The success of the Canal becomes immediately apparent in Part V, “After the Wedding”. Traffic grew to 7000 boats in 1826. Toll revenues were $500,000 which was five times the interest on Canal bonds. The entire debt was paid by 1887, and the greatly reduced freight rates made more goods available to more Americans.  Quality of life issues arose as industrialization took hold in America while greater personal mobility disrupted societal norms traditionally centered on farm and family.  These changes coincided with the 2nd Great Awakening wave of revisionism and evangelism. There was some persecution of Catholic immigrants now coming into areas previously closed to them and led by Canal laborers. Readers may find similarities with today’s post- industrial and increasingly religious America.

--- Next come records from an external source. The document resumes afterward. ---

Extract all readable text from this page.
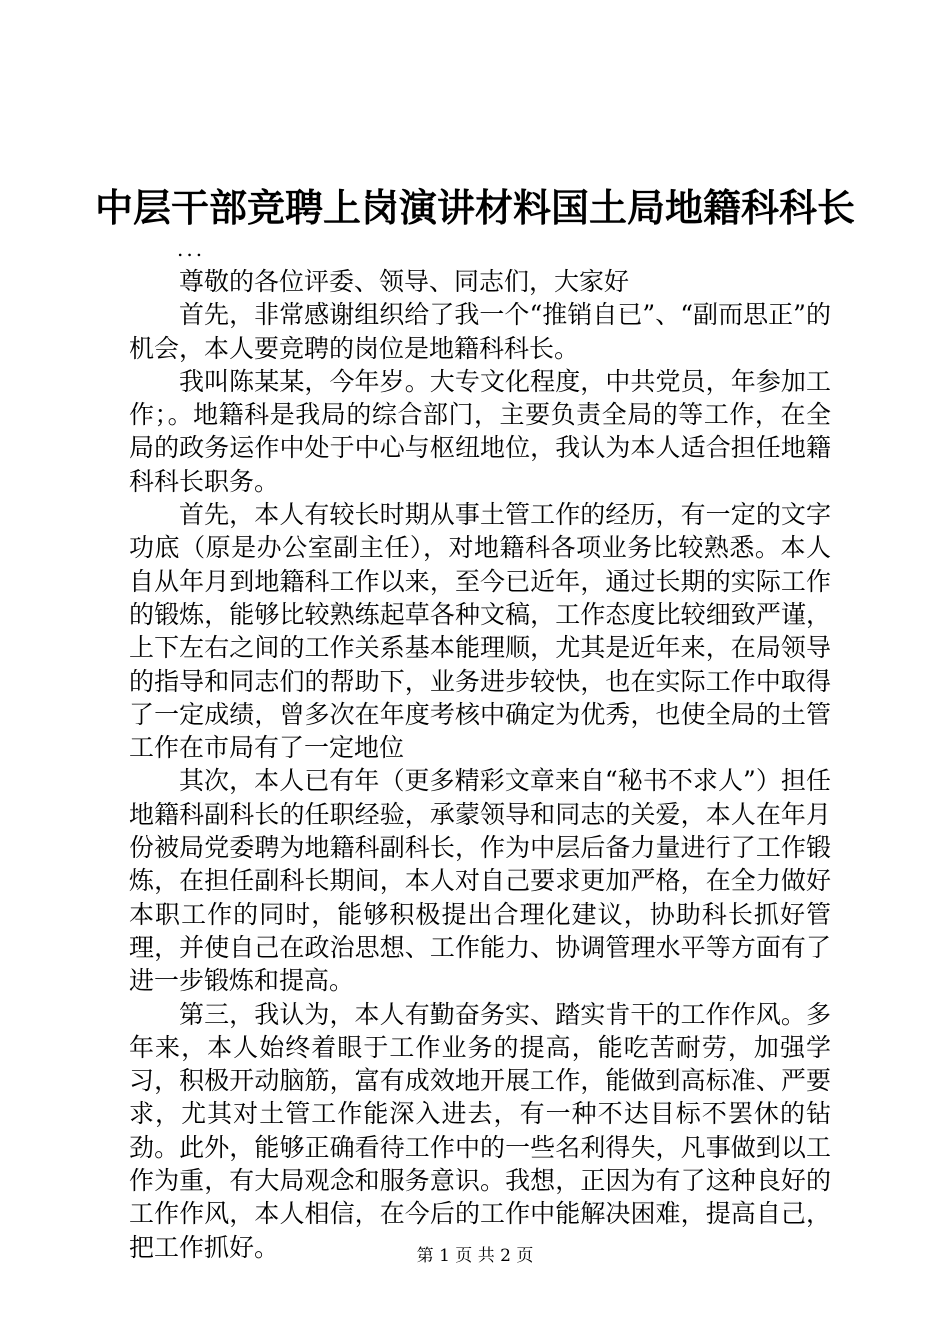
中层干部竞聘上岗演讲材料国土局地籍科科长
...

尊敬的各位评委、领导、同志们，大家好

首先，非常感谢组织给了我一个“推销自已”、“副而思正”的机会，本人要竞聘的岗位是地籍科科长。

我叫陈某某，今年岁。大专文化程度，中共党员，年参加工作；。地籍科是我局的综合部门，主要负责全局的等工作，在全局的政务运作中处于中心与枢纽地位，我认为本人适合担任地籍科科长职务。

首先，本人有较长时期从事土管工作的经历，有一定的文字功底（原是办公室副主任），对地籍科各项业务比较熟悉。本人自从年月到地籍科工作以来，至今已近年，通过长期的实际工作的锻炼，能够比较熟练起草各种文稿，工作态度比较细致严谨，上下左右之间的工作关系基本能理顺，尤其是近年来，在局领导的指导和同志们的帮助下，业务进步较快，也在实际工作中取得了一定成绩，曾多次在年度考核中确定为优秀，也使全局的土管工作在市局有了一定地位

其次，本人已有年（更多精彩文章来自“秘书不求人”）担任地籍科副科长的任职经验，承蒙领导和同志的关爱，本人在年月份被局党委聘为地籍科副科长，作为中层后备力量进行了工作锻炼，在担任副科长期间，本人对自己要求更加严格，在全力做好本职工作的同时，能够积极提出合理化建议，协助科长抓好管理，并使自己在政治思想、工作能力、协调管理水平等方面有了进一步锻炼和提高。

第三，我认为，本人有勤奋务实、踏实肯干的工作作风。多年来，本人始终着眼于工作业务的提高，能吃苦耐劳，加强学习，积极开动脑筋，富有成效地开展工作，能做到高标准、严要求，尤其对土管工作能深入进去，有一种不达目标不罢休的钻劲。此外，能够正确看待工作中的一些名利得失，凡事做到以工作为重，有大局观念和服务意识。我想，正因为有了这种良好的工作作风，本人相信，在今后的工作中能解决困难，提高自己，把工作抓好。	第 1 页 共 2 页
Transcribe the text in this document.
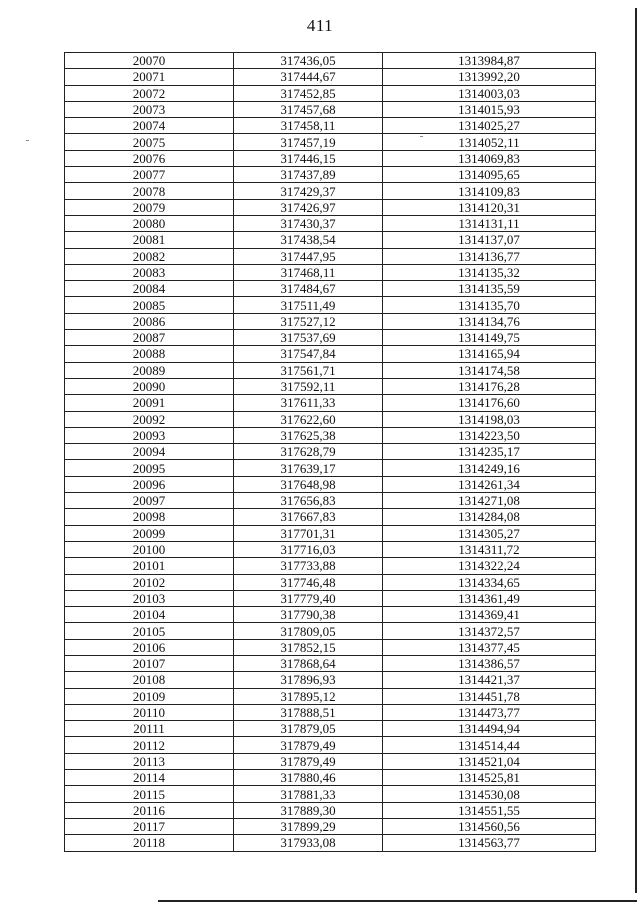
411
20070	317436,05	1313984,87
20071	317444,67	1313992,20
20072	317452,85	1314003,03
20073	317457,68	1314015,93
20074	317458,11	1314025,27
20075	317457,19	1314052,11
20076	317446,15	1314069,83
20077	317437,89	1314095,65
20078	317429,37	1314109,83
20079	317426,97	1314120,31
20080	317430,37	1314131,11
20081	317438,54	1314137,07
20082	317447,95	1314136,77
20083	317468,11	1314135,32
20084	317484,67	1314135,59
20085	317511,49	1314135,70
20086	317527,12	1314134,76
20087	317537,69	1314149,75
20088	317547,84	1314165,94
20089	317561,71	1314174,58
20090	317592,11	1314176,28
20091	317611,33	1314176,60
20092	317622,60	1314198,03
20093	317625,38	1314223,50
20094	317628,79	1314235,17
20095	317639,17	1314249,16
20096	317648,98	1314261,34
20097	317656,83	1314271,08
20098	317667,83	1314284,08
20099	317701,31	1314305,27
20100	317716,03	1314311,72
20101	317733,88	1314322,24
20102	317746,48	1314334,65
20103	317779,40	1314361,49
20104	317790,38	1314369,41
20105	317809,05	1314372,57
20106	317852,15	1314377,45
20107	317868,64	1314386,57
20108	317896,93	1314421,37
20109	317895,12	1314451,78
20110	317888,51	1314473,77
20111	317879,05	1314494,94
20112	317879,49	1314514,44
20113	317879,49	1314521,04
20114	317880,46	1314525,81
20115	317881,33	1314530,08
20116	317889,30	1314551,55
20117	317899,29	1314560,56
20118	317933,08	1314563,77
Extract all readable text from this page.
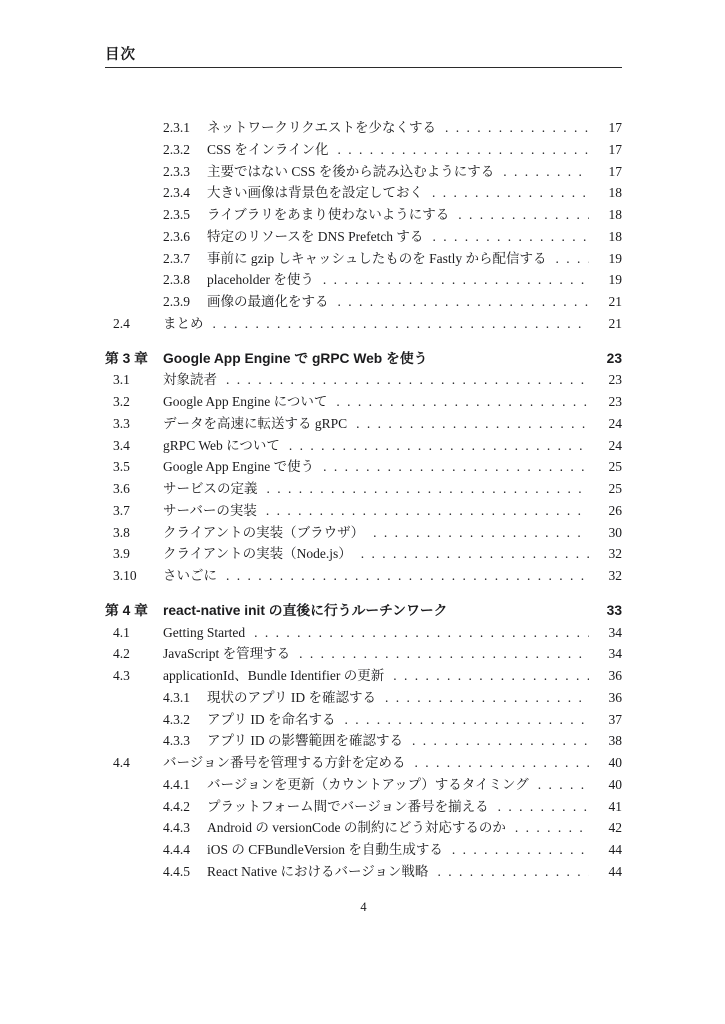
目次
2.3.1	ネットワークリクエストを少なくする . . .	17
2.3.2	CSS をインライン化 . . .	17
2.3.3	主要ではない CSS を後から読み込むようにする . . .	17
2.3.4	大きい画像は背景色を設定しておく . . .	18
2.3.5	ライブラリをあまり使わないようにする . . .	18
2.3.6	特定のリソースを DNS Prefetch する . . .	18
2.3.7	事前に gzip しキャッシュしたものを Fastly から配信する . . .	19
2.3.8	placeholder を使う . . .	19
2.3.9	画像の最適化をする . . .	21
2.4	まとめ . . .	21
第 3 章	Google App Engine で gRPC Web を使う	23
3.1	対象読者 . . .	23
3.2	Google App Engine について . . .	23
3.3	データを高速に転送する gRPC . . .	24
3.4	gRPC Web について . . .	24
3.5	Google App Engine で使う . . .	25
3.6	サービスの定義 . . .	25
3.7	サーバーの実装 . . .	26
3.8	クライアントの実装（ブラウザ） . . .	30
3.9	クライアントの実装（Node.js） . . .	32
3.10	さいごに . . .	32
第 4 章	react-native init の直後に行うルーチンワーク	33
4.1	Getting Started . . .	34
4.2	JavaScript を管理する . . .	34
4.3	applicationId、Bundle Identifier の更新 . . .	36
4.3.1	現状のアプリ ID を確認する . . .	36
4.3.2	アプリ ID を命名する . . .	37
4.3.3	アプリ ID の影響範囲を確認する . . .	38
4.4	バージョン番号を管理する方針を定める . . .	40
4.4.1	バージョンを更新（カウントアップ）するタイミング . . .	40
4.4.2	プラットフォーム間でバージョン番号を揃える . . .	41
4.4.3	Android の versionCode の制約にどう対応するのか . . .	42
4.4.4	iOS の CFBundleVersion を自動生成する . . .	44
4.4.5	React Native におけるバージョン戦略 . . .	44
4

It is no exaggeration to say that the Erie Canal transformed New York into the Empire State. By the mid 1800’s telegraph lines had sprung up along the path of the Canal and along railroad lines. The collapsing effect of time and distance on the 19th Century economy was as dramatic as the effect of air freight and the internet is on contemporary commerce.  The Canal helped to change the primary U.S. axis from north-south to east-west. The economic power of cotton- producing slave states gave way to free- labor industrial states. As new mid- west cities developed, farming moved further west and became a profit making enterprise. The goal of uniting the U.S from east to west was achieved.  The 1800’s economic transformation of the U.S. had even further reaching consequences. Drastically reduced costs of transportation from the mid-west to the Port of  New York opened European markets to American grain. Sped by European crop failures and the repeal of British “Corn Laws”, the United States became the granary of the world. The Erie Canal, an ambitious technical and financial undertaking that was conceived to help unite a fragile new nation, eventually led the way to what we know as globalization.